Crise no Brasil freia expectativas de editoras na Feira de Frankfurt
Menos títulos sendo comprados e ausência de tendências literárias definidas. Assim se desenha a próxima Feira do Livro de Frankfurt —que abre a sua 70º edição na próxima quarta-feira (10)—, para editoras brasileiras.
De acordo com editores e agentes ouvidos pela Folha, o cenário político conturbado pré-eleições, o real desvalorizado frente ao dólar (moeda na qual são negociados alguns contratos) e a crise no mercado editorial brasileiro, que se arrasta desde 2014, vão tornar a visita anual aos pavilhões da feira um tanto morna.
Tomás Pereira, um dos donos da Sextante, diz que o evento é uma oportunidade de comunicar ao mercado internacional sobre o que está acontecendo no Brasil, “para que eles entendam que estamos passando por um momento difícil e por isso adotamos uma postura mais cautelosa”.
Ele afirma que sua editora não está “em um momento de arroubos” para a compra de novos títulos, e cita um fator complicador em relação ao ano passado: os problemas financeiros pelos quais passam as principais redes de livrarias do país, a Saraiva e a Livraria Cultura, que se intensificaram em 2018. “Este é o elefante na sala”.
A Saraiva, que responde por cerca de um terço das vendas de livros no país, está atrasando o pagamento a editores, bem como a Cultura. As duas redes somadas chegam a representar 50% do faturamento de algumas editoras. Para piorar o quadro, a Cultura comprou as operações da Fnac em 2017 e logo em seguida iniciou um processo de fechamento de lojas da rede francesa, o que significa um canal a menos para o escoamento de títulos.
O publisher Otávio Marques Costa, da Companhia das Letras, afirma que a editora tem um bom estoque de direitos adquiridos e está sem necessidades urgentes na área literária. Diz ter comprado “três ou quatro títulos” nas negociações que antecedem a Feira e que o momento é de cautela agora e de incógnita no ano que vem.
O achatamento do mercado no Brasil parece acompanhar uma tendência mundial. De acordo com relatório divulgado pela Feira de Frankfurt recentemente, na última década houve encolhimento do mercado livreiro na grande maioria dos países, com exceção da China. Só na Alemanha, sede da Feira, o número de consumidores de livros diminuiu mais de seis milhões entre 2012 e 2016.

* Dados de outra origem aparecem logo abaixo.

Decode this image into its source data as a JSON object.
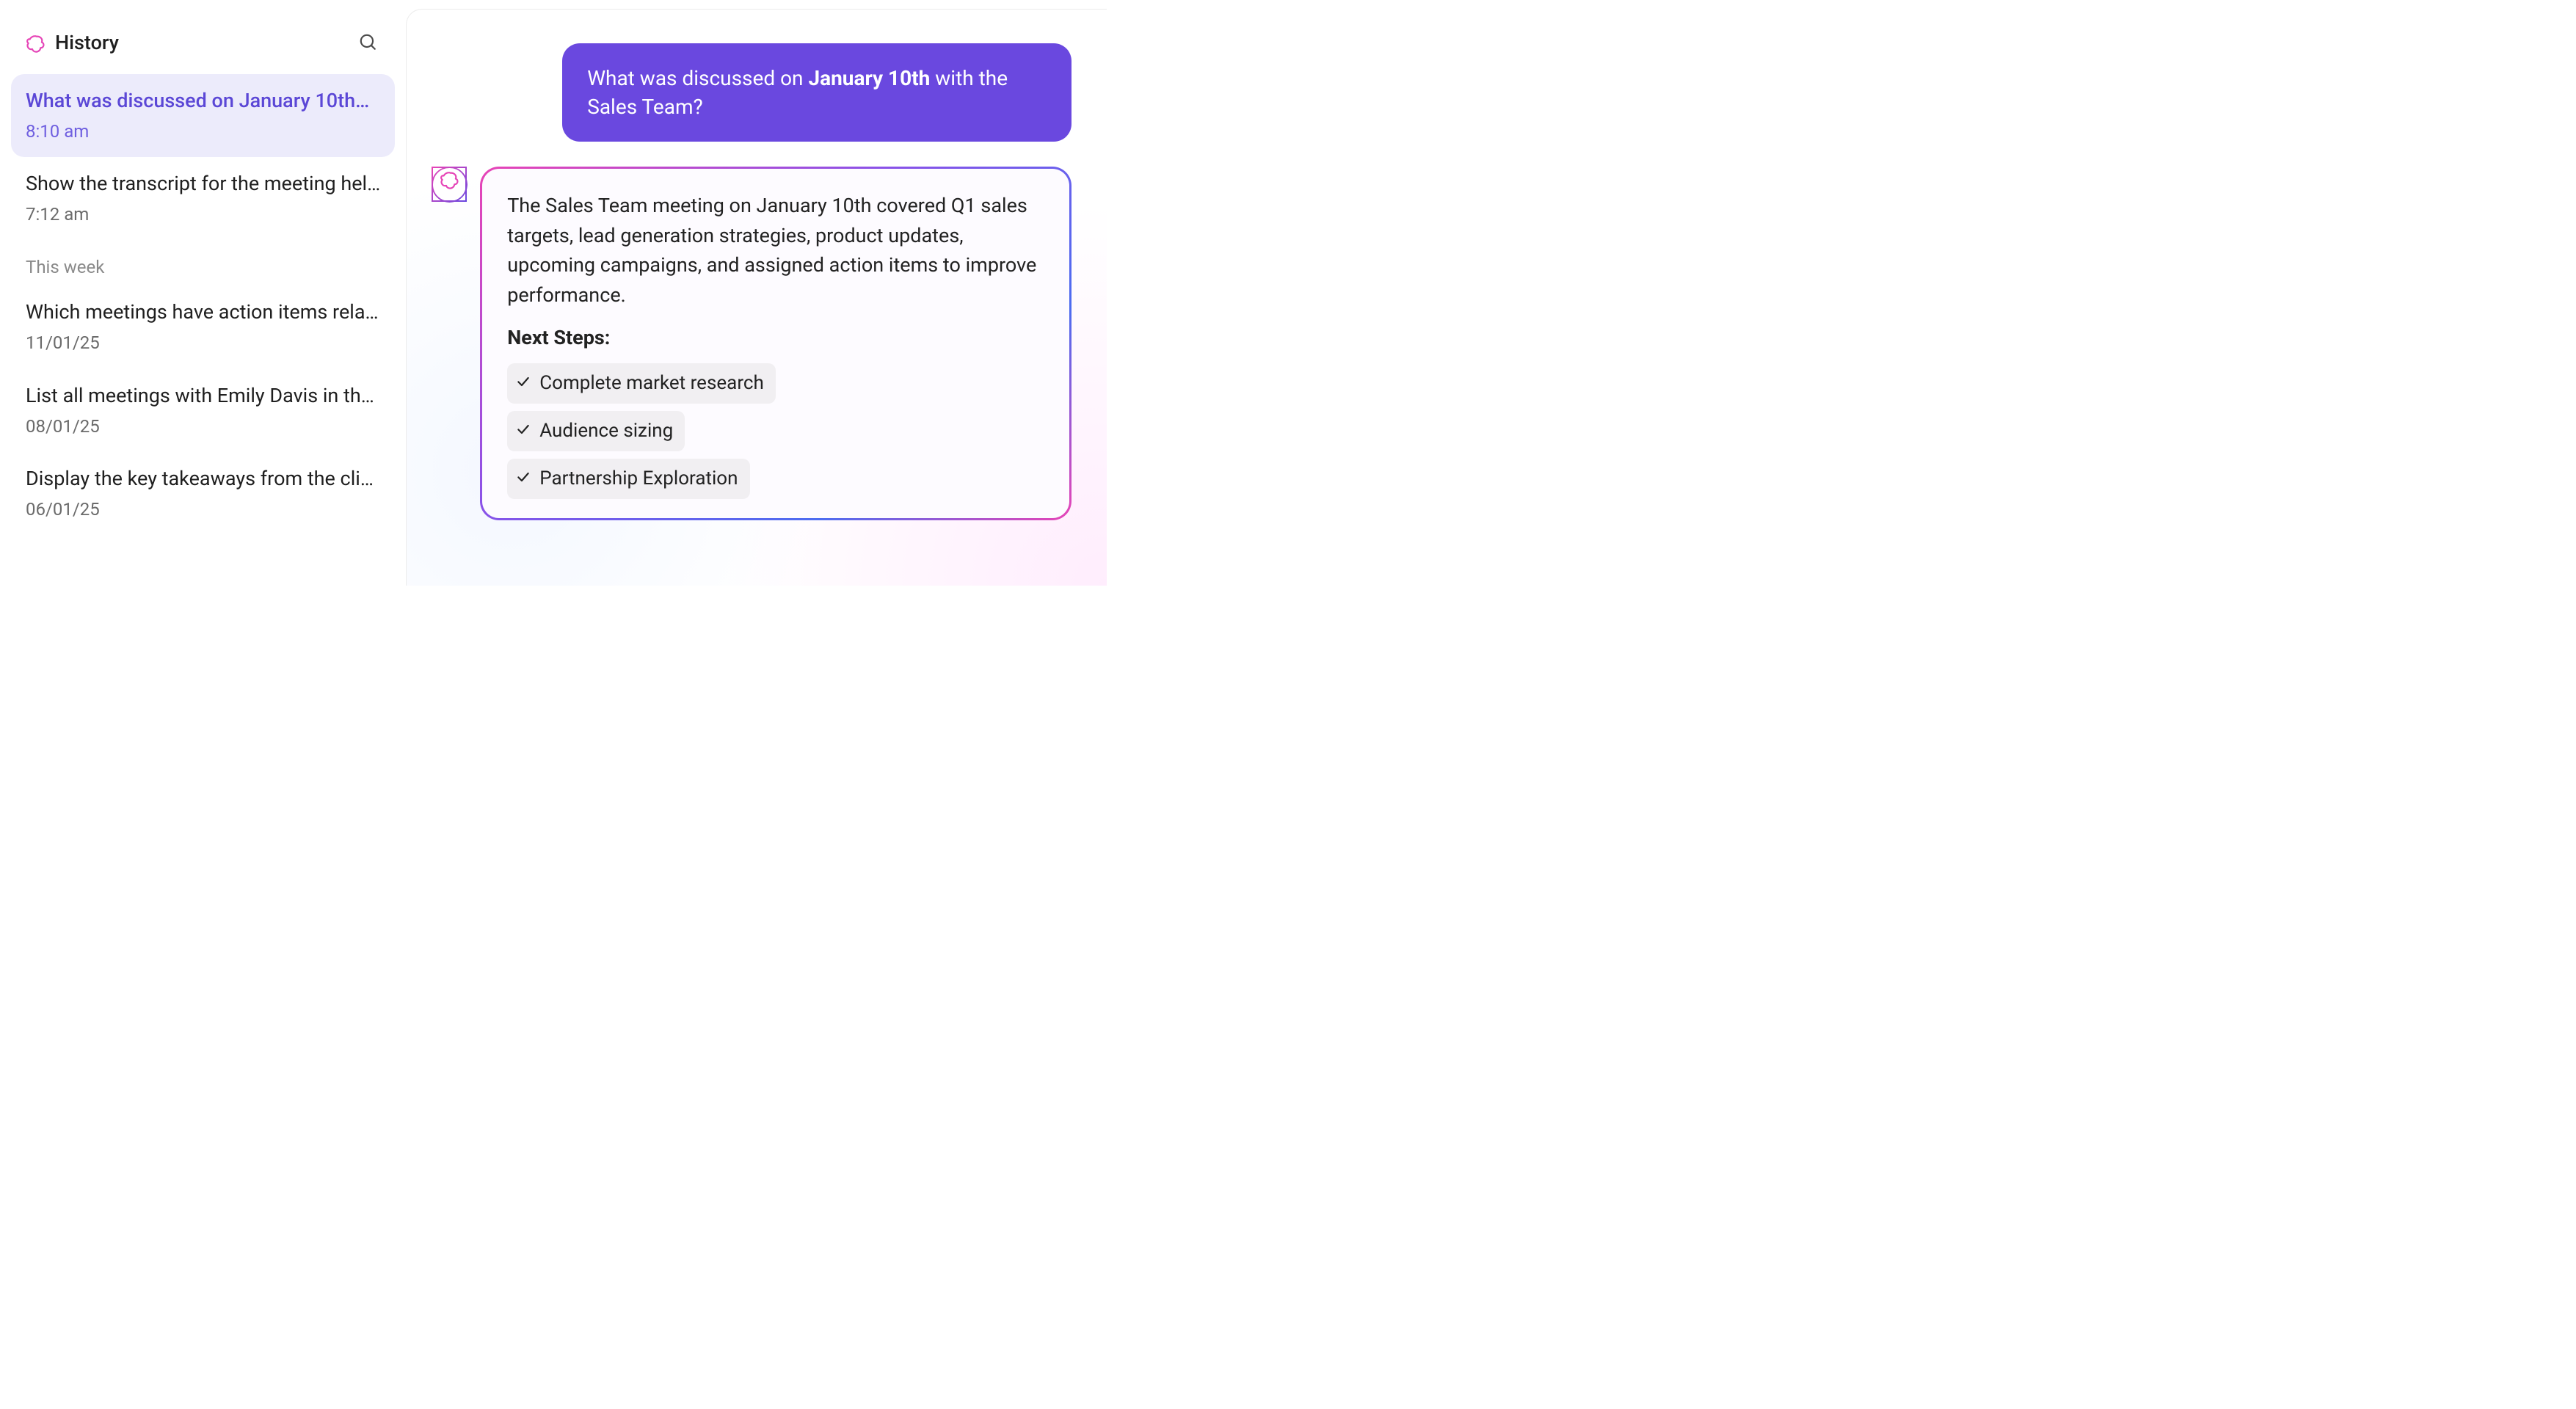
{
  "sidebar": {
    "title": "History",
    "section_label": "This week",
    "items": [
      {
        "title": "What was discussed on January 10th…",
        "time": "8:10 am",
        "active": true
      },
      {
        "title": "Show the transcript for the meeting hel…",
        "time": "7:12 am",
        "active": false
      },
      {
        "title": "Which meetings have action items rela…",
        "time": "11/01/25",
        "active": false
      },
      {
        "title": "List all meetings with Emily Davis in th…",
        "time": "08/01/25",
        "active": false
      },
      {
        "title": "Display the key takeaways from the cli…",
        "time": "06/01/25",
        "active": false
      }
    ]
  },
  "chat": {
    "user_message_prefix": "What was discussed on ",
    "user_message_bold": "January 10th",
    "user_message_suffix": " with the Sales Team?",
    "ai_summary": "The Sales Team meeting on January 10th covered Q1 sales targets, lead generation strategies, product updates, upcoming campaigns, and assigned action items to improve performance.",
    "next_steps_label": "Next Steps:",
    "next_steps": [
      "Complete market research",
      "Audience sizing",
      "Partnership Exploration"
    ]
  },
  "icons": {
    "logo": "swirl-logo-icon",
    "search": "search-icon",
    "avatar": "swirl-logo-icon",
    "check": "check-icon"
  },
  "colors": {
    "accent_primary": "#6a48df",
    "accent_pink": "#e844b6",
    "accent_blue": "#4c6cf0",
    "sidebar_active_bg": "#ecebfb",
    "chip_bg": "#f1eff2"
  }
}
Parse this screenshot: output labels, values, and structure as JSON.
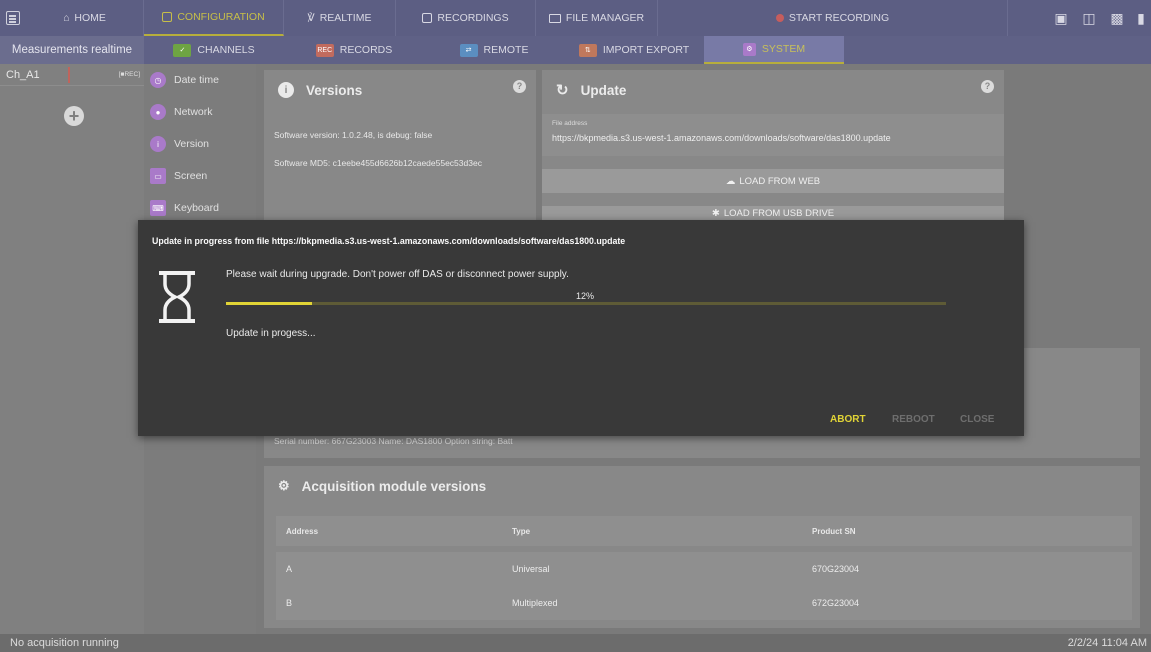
{
  "topnav": {
    "home": "HOME",
    "configuration": "CONFIGURATION",
    "realtime": "REALTIME",
    "recordings": "RECORDINGS",
    "file_manager": "FILE MANAGER",
    "start_recording": "START RECORDING"
  },
  "subnav": {
    "left_label": "Measurements realtime",
    "channels": "CHANNELS",
    "records": "RECORDS",
    "remote": "REMOTE",
    "import_export": "IMPORT EXPORT",
    "system": "SYSTEM",
    "rec_chip": "REC"
  },
  "channels": [
    {
      "name": "Ch_A1",
      "tag": "[■REC]"
    }
  ],
  "settings_menu": [
    {
      "label": "Date time",
      "icon": "clock-icon"
    },
    {
      "label": "Network",
      "icon": "network-icon"
    },
    {
      "label": "Version",
      "icon": "info-icon"
    },
    {
      "label": "Screen",
      "icon": "monitor-icon"
    },
    {
      "label": "Keyboard",
      "icon": "keyboard-icon"
    }
  ],
  "versions_card": {
    "title": "Versions",
    "software_version": "Software version: 1.0.2.48, is debug: false",
    "software_md5": "Software MD5: c1eebe455d6626b12caede55ec53d3ec"
  },
  "update_card": {
    "title": "Update",
    "file_address_label": "File address",
    "file_address": "https://bkpmedia.s3.us-west-1.amazonaws.com/downloads/software/das1800.update",
    "load_web": "LOAD FROM WEB",
    "load_usb": "LOAD FROM USB DRIVE"
  },
  "device_card": {
    "info": "Serial number: 667G23003  Name: DAS1800  Option string: Batt"
  },
  "acq_card": {
    "title": "Acquisition module versions",
    "headers": [
      "Address",
      "Type",
      "Product SN"
    ],
    "rows": [
      [
        "A",
        "Universal",
        "670G23004"
      ],
      [
        "B",
        "Multiplexed",
        "672G23004"
      ]
    ]
  },
  "modal": {
    "title": "Update in progress from file https://bkpmedia.s3.us-west-1.amazonaws.com/downloads/software/das1800.update",
    "message": "Please wait during upgrade. Don't power off DAS or disconnect power supply.",
    "progress_text": "12%",
    "progress_fraction": 0.12,
    "status": "Update in progess...",
    "abort": "ABORT",
    "reboot": "REBOOT",
    "close": "CLOSE"
  },
  "status": {
    "left": "No acquisition running",
    "right": "2/2/24 11:04 AM"
  },
  "colors": {
    "accent": "#e1d436",
    "record": "#c65d5d",
    "menu_icon": "#a97ac9"
  }
}
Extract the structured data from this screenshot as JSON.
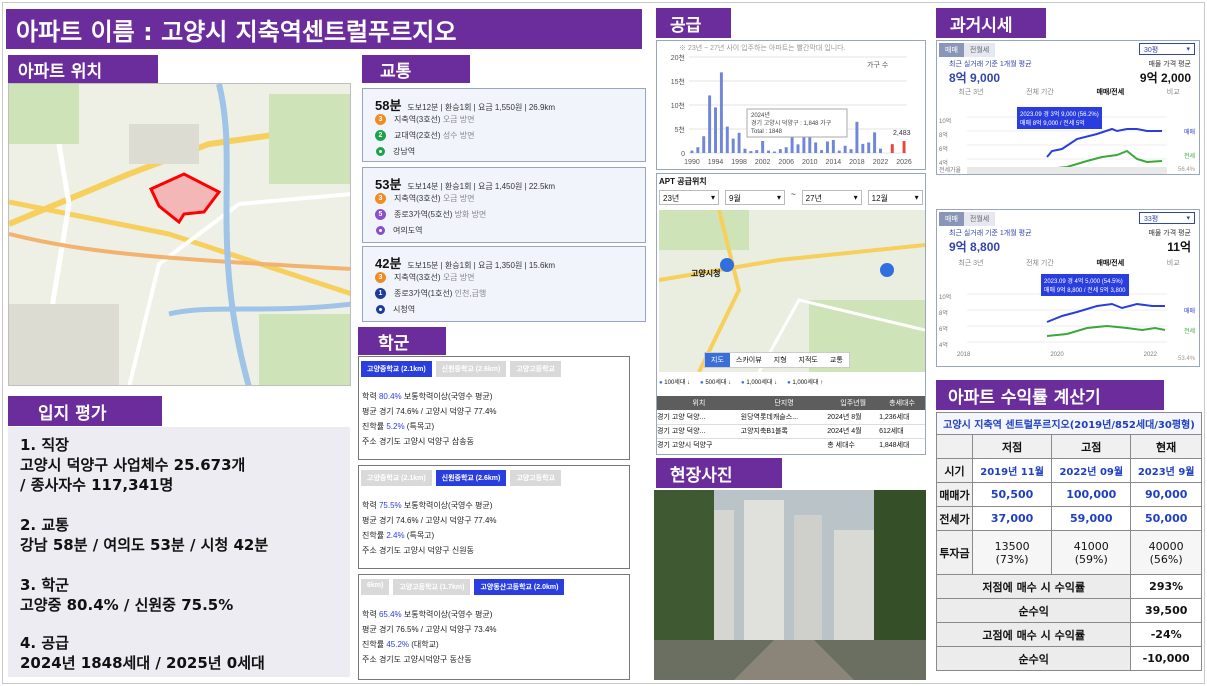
{
  "title": "아파트 이름 : 고양시 지축역센트럴푸르지오",
  "sections": {
    "location": "아파트 위치",
    "transport": "교통",
    "school": "학군",
    "supply": "공급",
    "history": "과거시세",
    "photo": "현장사진",
    "calc": "아파트 수익률 계산기",
    "evaluation": "입지 평가"
  },
  "transport": [
    {
      "time": "58분",
      "info": "도보12분 | 환승1회 | 요금 1,550원 | 26.9km",
      "stations": [
        {
          "num": "3",
          "color": "#f28b22",
          "name": "지축역(3호선)",
          "dir": "오금 방면"
        },
        {
          "num": "2",
          "color": "#1aa34a",
          "name": "교대역(2호선)",
          "dir": "성수 방면"
        },
        {
          "num": "",
          "color": "#1aa34a",
          "name": "강남역",
          "dir": ""
        }
      ]
    },
    {
      "time": "53분",
      "info": "도보14분 | 환승1회 | 요금 1,450원 | 22.5km",
      "stations": [
        {
          "num": "3",
          "color": "#f28b22",
          "name": "지축역(3호선)",
          "dir": "오금 방면"
        },
        {
          "num": "5",
          "color": "#8b4fc9",
          "name": "종로3가역(5호선)",
          "dir": "방화 방면"
        },
        {
          "num": "",
          "color": "#8b4fc9",
          "name": "여의도역",
          "dir": ""
        }
      ]
    },
    {
      "time": "42분",
      "info": "도보15분 | 환승1회 | 요금 1,350원 | 15.6km",
      "stations": [
        {
          "num": "3",
          "color": "#f28b22",
          "name": "지축역(3호선)",
          "dir": "오금 방면"
        },
        {
          "num": "1",
          "color": "#1c3c9e",
          "name": "종로3가역(1호선)",
          "dir": "인천,급행"
        },
        {
          "num": "",
          "color": "#1c3c9e",
          "name": "시청역",
          "dir": ""
        }
      ]
    }
  ],
  "schools": [
    {
      "tabs": [
        "고양중학교 (2.1km)",
        "신원중학교 (2.6km)",
        "고양고등학교"
      ],
      "active": 0,
      "rate": "80.4%",
      "rate_label": "보통학력이상(국영수 평균)",
      "avg": "평균 경기 74.6% / 고양시 덕양구 77.4%",
      "adv_label": "진학률",
      "adv": "5.2%",
      "adv_type": "(특목고)",
      "addr": "주소 경기도 고양시 덕양구 삼송동"
    },
    {
      "tabs": [
        "고양중학교 (2.1km)",
        "신원중학교 (2.6km)",
        "고양고등학교"
      ],
      "active": 1,
      "rate": "75.5%",
      "rate_label": "보통학력이상(국영수 평균)",
      "avg": "평균 경기 74.6% / 고양시 덕양구 77.4%",
      "adv_label": "진학률",
      "adv": "2.4%",
      "adv_type": "(특목고)",
      "addr": "주소 경기도 고양시 덕양구 신원동"
    },
    {
      "tabs": [
        "6km)",
        "고양고등학교 (1.7km)",
        "고양동산고등학교 (2.0km)"
      ],
      "active": 2,
      "rate": "65.4%",
      "rate_label": "보통학력이상(국영수 평균)",
      "avg": "평균 경기 76.5% / 고양시 덕양구 73.4%",
      "adv_label": "진학률",
      "adv": "45.2%",
      "adv_type": "(대학교)",
      "addr": "주소 경기도 고양시덕양구 동산동"
    }
  ],
  "evaluation": [
    {
      "head": "1. 직장",
      "lines": [
        "고양시 덕양구 사업체수 25.673개",
        "/ 종사자수 117,341명"
      ]
    },
    {
      "head": "2. 교통",
      "lines": [
        "강남 58분 / 여의도 53분 / 시청 42분"
      ]
    },
    {
      "head": "3. 학군",
      "lines": [
        "고양중 80.4% / 신원중 75.5%"
      ]
    },
    {
      "head": "4. 공급",
      "lines": [
        "2024년 1848세대 / 2025년 0세대"
      ]
    }
  ],
  "supply": {
    "note": "※ 23년 ~ 27년 사이 입주하는 아파트는 빨간막대 입니다.",
    "legend": "가구 수",
    "tooltip": [
      "2024년",
      "경기 고양시 덕양구 : 1,848 가구",
      "Total : 1848"
    ],
    "last_label": "2,483",
    "apt_title": "APT 공급위치",
    "selects": [
      "23년",
      "9월",
      "27년",
      "12월"
    ],
    "map_tabs": [
      "지도",
      "스카이뷰",
      "지형",
      "지적도",
      "교통"
    ],
    "legend_icons": [
      "100세대 ↓",
      "500세대 ↓",
      "1,000세대 ↓",
      "1,000세대 ↑"
    ],
    "table_head": [
      "위치",
      "단지명",
      "입주년월",
      "총세대수"
    ],
    "table_rows": [
      [
        "경기 고양 덕양...",
        "원당역롯데캐슬스...",
        "2024년 8월",
        "1,236세대"
      ],
      [
        "경기 고양 덕양...",
        "고양지축B1블록",
        "2024년 4월",
        "612세대"
      ],
      [
        "경기 고양시 덕양구",
        "",
        "총 세대수",
        "1,848세대"
      ]
    ],
    "map_label": "고양시청"
  },
  "chart_data": {
    "type": "bar",
    "title": "",
    "xlabel": "",
    "ylabel": "",
    "ylim": [
      0,
      20000
    ],
    "yticks": [
      "0",
      "5천",
      "10천",
      "15천",
      "20천"
    ],
    "xticks": [
      "1990",
      "1994",
      "1998",
      "2002",
      "2006",
      "2010",
      "2014",
      "2018",
      "2022",
      "2026"
    ],
    "categories": [
      "1990",
      "1991",
      "1992",
      "1993",
      "1994",
      "1995",
      "1996",
      "1997",
      "1998",
      "1999",
      "2000",
      "2001",
      "2002",
      "2003",
      "2004",
      "2005",
      "2006",
      "2007",
      "2008",
      "2009",
      "2010",
      "2011",
      "2012",
      "2013",
      "2014",
      "2015",
      "2016",
      "2017",
      "2018",
      "2019",
      "2020",
      "2021",
      "2022",
      "2023",
      "2024",
      "2025",
      "2026"
    ],
    "values": [
      500,
      1200,
      3500,
      12000,
      9500,
      16800,
      5500,
      3000,
      4200,
      900,
      400,
      600,
      2500,
      500,
      300,
      800,
      1200,
      4000,
      1800,
      3600,
      5000,
      2200,
      600,
      2400,
      2700,
      500,
      1500,
      800,
      6500,
      1900,
      2200,
      4300,
      900,
      0,
      1848,
      0,
      2483
    ],
    "highlight": [
      "2024"
    ]
  },
  "history": [
    {
      "tabs": [
        "매매",
        "전월세"
      ],
      "size": "30평",
      "basis": "최근 실거래 기준 1개월 평균",
      "price": "8억 9,000",
      "ask_label": "매물 가격 평균",
      "ask": "9억 2,000",
      "sub_tabs": [
        "최근 3년",
        "전체 기간",
        "매매/전세",
        "비교"
      ],
      "tip1": "2023.09 경 3억 9,000 (56.2%)",
      "tip2": "매매 8억 9,000 / 전세 5억",
      "yticks": [
        "10억",
        "8억",
        "6억",
        "4억",
        "2억"
      ],
      "xticks": [
        "2018",
        "2020",
        "2022"
      ],
      "legend": [
        "매매",
        "전세"
      ],
      "foot": "전세가율",
      "pct": "56.4%"
    },
    {
      "tabs": [
        "매매",
        "전월세"
      ],
      "size": "33평",
      "basis": "최근 실거래 기준 1개월 평균",
      "price": "9억 8,800",
      "ask_label": "매물 가격 평균",
      "ask": "11억",
      "sub_tabs": [
        "최근 3년",
        "전체 기간",
        "매매/전세",
        "비교"
      ],
      "tip1": "2023.09 경 4억 5,000 (54.5%)",
      "tip2": "매매 9억 8,800 / 전세 5억 3,800",
      "yticks": [
        "10억",
        "8억",
        "6억",
        "4억",
        "2억"
      ],
      "xticks": [
        "2018",
        "2020",
        "2022"
      ],
      "legend": [
        "매매",
        "전세"
      ],
      "foot": "전세가율",
      "pct": "53.4%"
    }
  ],
  "calc": {
    "header": "고양시 지축역 센트럴푸르지오(2019년/852세대/30평형)",
    "cols": [
      "",
      "저점",
      "고점",
      "현재"
    ],
    "rows": [
      [
        "시기",
        "2019년 11월",
        "2022년 09월",
        "2023년 9월"
      ],
      [
        "매매가",
        "50,500",
        "100,000",
        "90,000"
      ],
      [
        "전세가",
        "37,000",
        "59,000",
        "50,000"
      ]
    ],
    "gap_label": "투자금",
    "gap": [
      [
        "13500",
        "(73%)"
      ],
      [
        "41000",
        "(59%)"
      ],
      [
        "40000",
        "(56%)"
      ]
    ],
    "summary": [
      [
        "저점에 매수 시 수익률",
        "293%"
      ],
      [
        "순수익",
        "39,500"
      ],
      [
        "고점에 매수 시 수익률",
        "-24%"
      ],
      [
        "순수익",
        "-10,000"
      ]
    ]
  }
}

Em paralelo a um cenário de negócios desolador, os editores não enxergam tendências editoriais claras, como foram os romances de suspense na linha do sueco Stieg Larsson há alguns anos ou as obras a respeito do “hygge”, o suposto segredo dinamarquês para a felicidade que fez sucesso no ano passado.
“Saber o que deve decolar por lá é um pouco como descobrir como ganhar a Mega-Sena”, brinca Ana Paula Hisayama, responsável pela área de direitos autorais da editora Todavia. Ela afirma que “as tendências vão e vem e acompanham ou são ditadas pelo que faz sucesso no audiovisual, como ficção científica”. Diz ainda que tem visto com frequência títulos sobre árvores, o excesso de informação, inteligência artificial e questões de gênero.
Para Sônia Jardim, presidente da Record, títulos de não ficção, autoajuda e desenvolvimento pessoal devem ser os mais procurados, já que figuraram na lista de mais vendidos de 2018.
Otávio Costa, da Companhia, também afirma que “não consegue identificar uma onda, embora haja muita coisa sobre o governo Trump e política interna americana” sendo publicada. Segundo ele, apesar do interesse crescente por livros de não ficção que tematizam ameaças à democracia, não haver um nicho comercial claro pode ser bom, pois evita que a editora “entre pelo cano” ao investir em modas que podem não vingar por aqui.
Evento mais importante do mundo para o mercado editorial, a Feira do Livro de Frankfurt reúne anualmente, em outubro, cerca de 7,3 mil expositores de mais de 100 países durante cinco dias. Este ano, a Geórgia é a nação homenageada. Em 2013, foi o Brasil.